Lorsqu’on part manger le midi, chacun raconte ce qu’il a fait ou ce qu’il va faire. Et là, une personne du labo racontait que dans l’après-midi, il allait devoir rencontrer les maîtres d’apprentissage de l’IUT dans lequel il travaille.

S’en suit toute une discussion sur l’intérêt ou non de l’apprentissage. Je lui raconte qu’à la fin de ma première année d’école d’ingé, l’école avait ouvert une formation par apprentissage. Sauf que je ne pouvais pas intégrer cette formation en deuxième année. Soit je redoublais pour refaire une première année, soit je ne faisais pas d’apprentissage.

J’ai finalement choisi la deuxième option et j’ai terminé mon cursus trois ans plus tard. Et parfois, je me demande quelles auraient été les différences si j’avais redoublé ma première année et suivi cette formation. En m’entendant lui raconter tout ça, il me répond :

Ouais, je sais pas … J’ai toujours été un peu partagé sur l’apprentissage …

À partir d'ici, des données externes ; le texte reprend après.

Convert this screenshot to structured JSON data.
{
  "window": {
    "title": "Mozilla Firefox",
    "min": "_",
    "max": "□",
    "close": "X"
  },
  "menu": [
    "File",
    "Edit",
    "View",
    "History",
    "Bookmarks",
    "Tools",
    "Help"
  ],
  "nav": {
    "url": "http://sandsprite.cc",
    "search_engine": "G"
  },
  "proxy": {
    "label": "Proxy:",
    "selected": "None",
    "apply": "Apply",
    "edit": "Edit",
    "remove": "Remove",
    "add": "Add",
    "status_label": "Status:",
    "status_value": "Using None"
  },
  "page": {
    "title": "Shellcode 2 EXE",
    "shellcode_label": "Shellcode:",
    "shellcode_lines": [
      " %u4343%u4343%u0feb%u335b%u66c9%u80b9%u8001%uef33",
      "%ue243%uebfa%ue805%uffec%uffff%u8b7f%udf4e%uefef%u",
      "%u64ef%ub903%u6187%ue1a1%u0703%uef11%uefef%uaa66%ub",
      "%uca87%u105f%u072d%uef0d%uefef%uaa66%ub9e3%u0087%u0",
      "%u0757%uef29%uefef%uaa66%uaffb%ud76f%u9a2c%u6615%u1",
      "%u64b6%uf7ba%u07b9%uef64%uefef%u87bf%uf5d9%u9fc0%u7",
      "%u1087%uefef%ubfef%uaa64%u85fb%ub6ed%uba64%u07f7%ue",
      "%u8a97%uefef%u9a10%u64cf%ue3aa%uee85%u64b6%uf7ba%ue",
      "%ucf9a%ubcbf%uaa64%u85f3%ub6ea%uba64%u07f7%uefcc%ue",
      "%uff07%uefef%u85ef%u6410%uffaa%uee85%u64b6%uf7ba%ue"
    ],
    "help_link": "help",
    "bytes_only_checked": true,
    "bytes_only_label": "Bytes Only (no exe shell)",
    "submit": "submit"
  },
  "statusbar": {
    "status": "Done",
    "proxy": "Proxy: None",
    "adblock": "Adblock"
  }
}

Ok, un maître de conf qui s’occupe d’une filière par apprentissage, qui s’apprête à faire une réunion avec plein d’industriels, me dit qu’il est partagé ? Ça pose question. Et notre discussion est partie de là.

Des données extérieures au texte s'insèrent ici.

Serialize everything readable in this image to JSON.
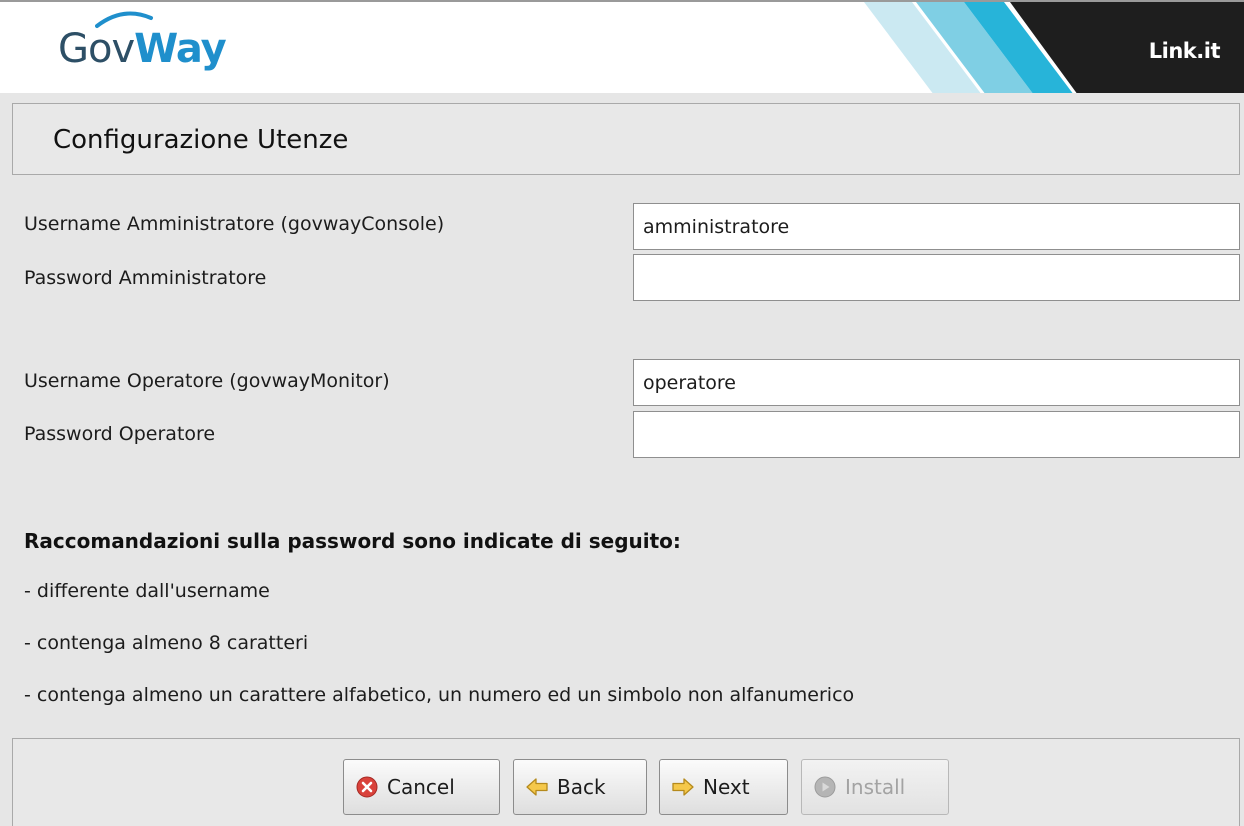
{
  "header": {
    "logo_part1": "Gov",
    "logo_part2": "Way",
    "brand": "Link.it"
  },
  "section_title": "Configurazione Utenze",
  "form": {
    "admin_username_label": "Username Amministratore (govwayConsole)",
    "admin_username_value": "amministratore",
    "admin_password_label": "Password Amministratore",
    "admin_password_value": "",
    "operator_username_label": "Username Operatore (govwayMonitor)",
    "operator_username_value": "operatore",
    "operator_password_label": "Password Operatore",
    "operator_password_value": ""
  },
  "recommendations": {
    "title": "Raccomandazioni sulla password sono indicate di seguito:",
    "items": [
      "- differente dall'username",
      "- contenga almeno 8 caratteri",
      "- contenga almeno un carattere alfabetico, un numero ed un simbolo non alfanumerico"
    ]
  },
  "buttons": {
    "cancel": "Cancel",
    "back": "Back",
    "next": "Next",
    "install": "Install"
  },
  "colors": {
    "logo_dark": "#2d4f66",
    "logo_accent": "#1f8fcc",
    "brand_bg": "#1e1e1e",
    "stripe_light": "#cbe9f2",
    "stripe_mid": "#7fcfe4",
    "stripe_strong": "#27b4d9",
    "cancel_icon": "#d9423b",
    "arrow_icon": "#f5c84a"
  },
  "icons": {
    "cancel": "cancel-x-icon",
    "back": "arrow-left-icon",
    "next": "arrow-right-icon",
    "install": "install-disc-icon"
  }
}
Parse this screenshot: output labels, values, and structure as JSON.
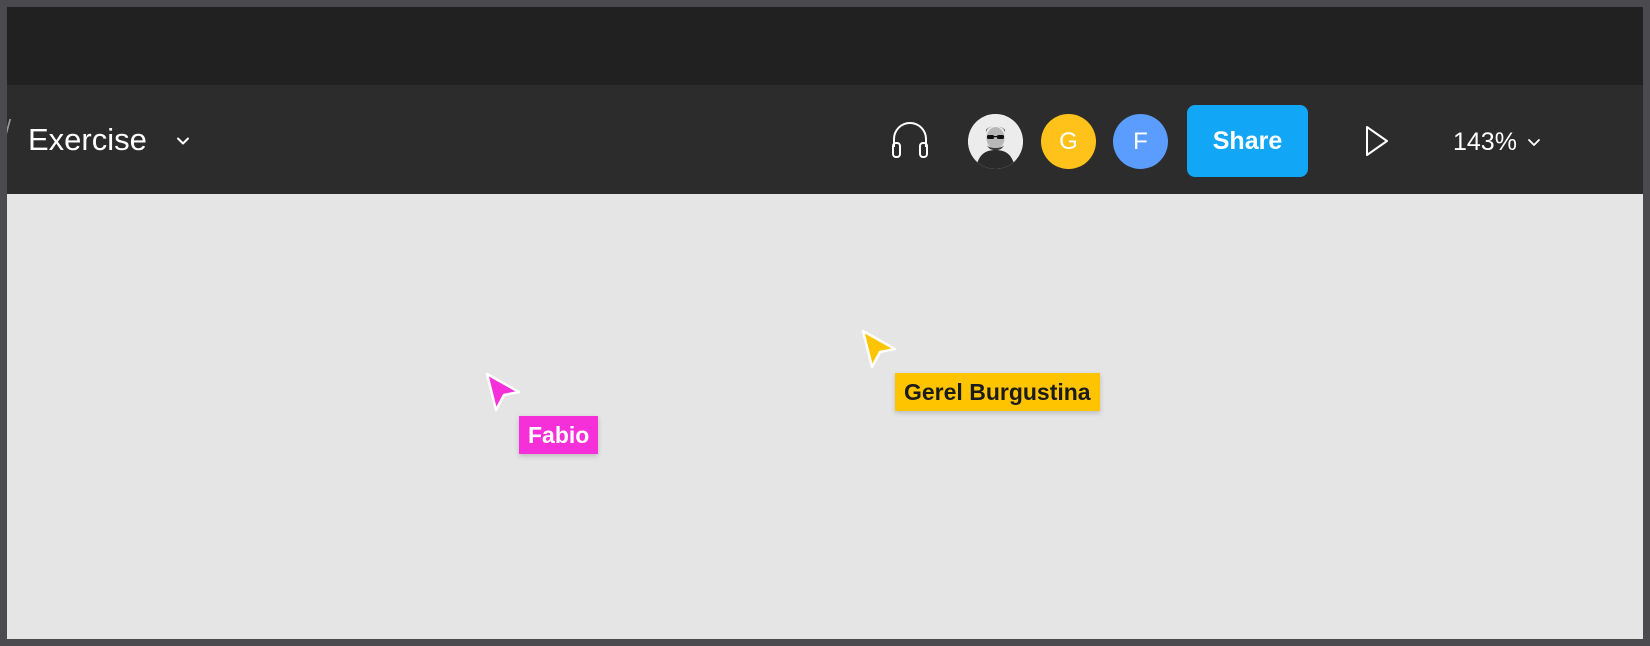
{
  "header": {
    "file_name": "Exercise",
    "zoom": "143%",
    "share_label": "Share"
  },
  "collaborators": [
    {
      "initial": "",
      "type": "photo"
    },
    {
      "initial": "G",
      "color": "#ffc21a"
    },
    {
      "initial": "F",
      "color": "#5b9cff"
    }
  ],
  "cursors": [
    {
      "name": "Fabio",
      "color": "#f530d9"
    },
    {
      "name": "Gerel Burgustina",
      "color": "#ffc400"
    }
  ],
  "icons": {
    "file_menu": "chevron-down-icon",
    "audio": "headphones-icon",
    "present": "play-icon",
    "zoom_menu": "chevron-down-icon"
  },
  "colors": {
    "share_button": "#12a6f7",
    "toolbar": "#2c2c2c",
    "titlebar": "#212121",
    "canvas": "#e5e5e5"
  }
}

Les avantages de l’apprentissage

De mon point de vue, l’un des avantages réels de l’apprentissage, c’est le fait de pouvoir être directement immergé dans une entreprise. D’un côté, ça offre une application concrète des études que l’on suit et ça peut contribuer à renforcer l’intérêt pour celles-ci. De plus, ça permet aussi de se faire une vision du monde de l’entreprise, avec ses contraintes, ses enjeux politiques, ses habitudes, etc.

Et évidemment, l’autre avantage est que ça apporte une certaine autonomie puisqu’un apprenti est rémunéré. Si l’entreprise est dans la même ville que l’établissement de formation ou si elle est dans une ville pratique pour l’étudiant.e (ex : près des parents), ça permet d’avoir une vraie source de revenus et d’être plus autonome. Bon, si c’est pas le cas, ça fait double loyer à payer, c’est un peu moins pratique, mais ça renforce tout de même l’autonomie.

Sur ces aspects, lui et moi étions plutôt d’accord. Mais il a amené un autre argument auquel je n’avais pas pensé.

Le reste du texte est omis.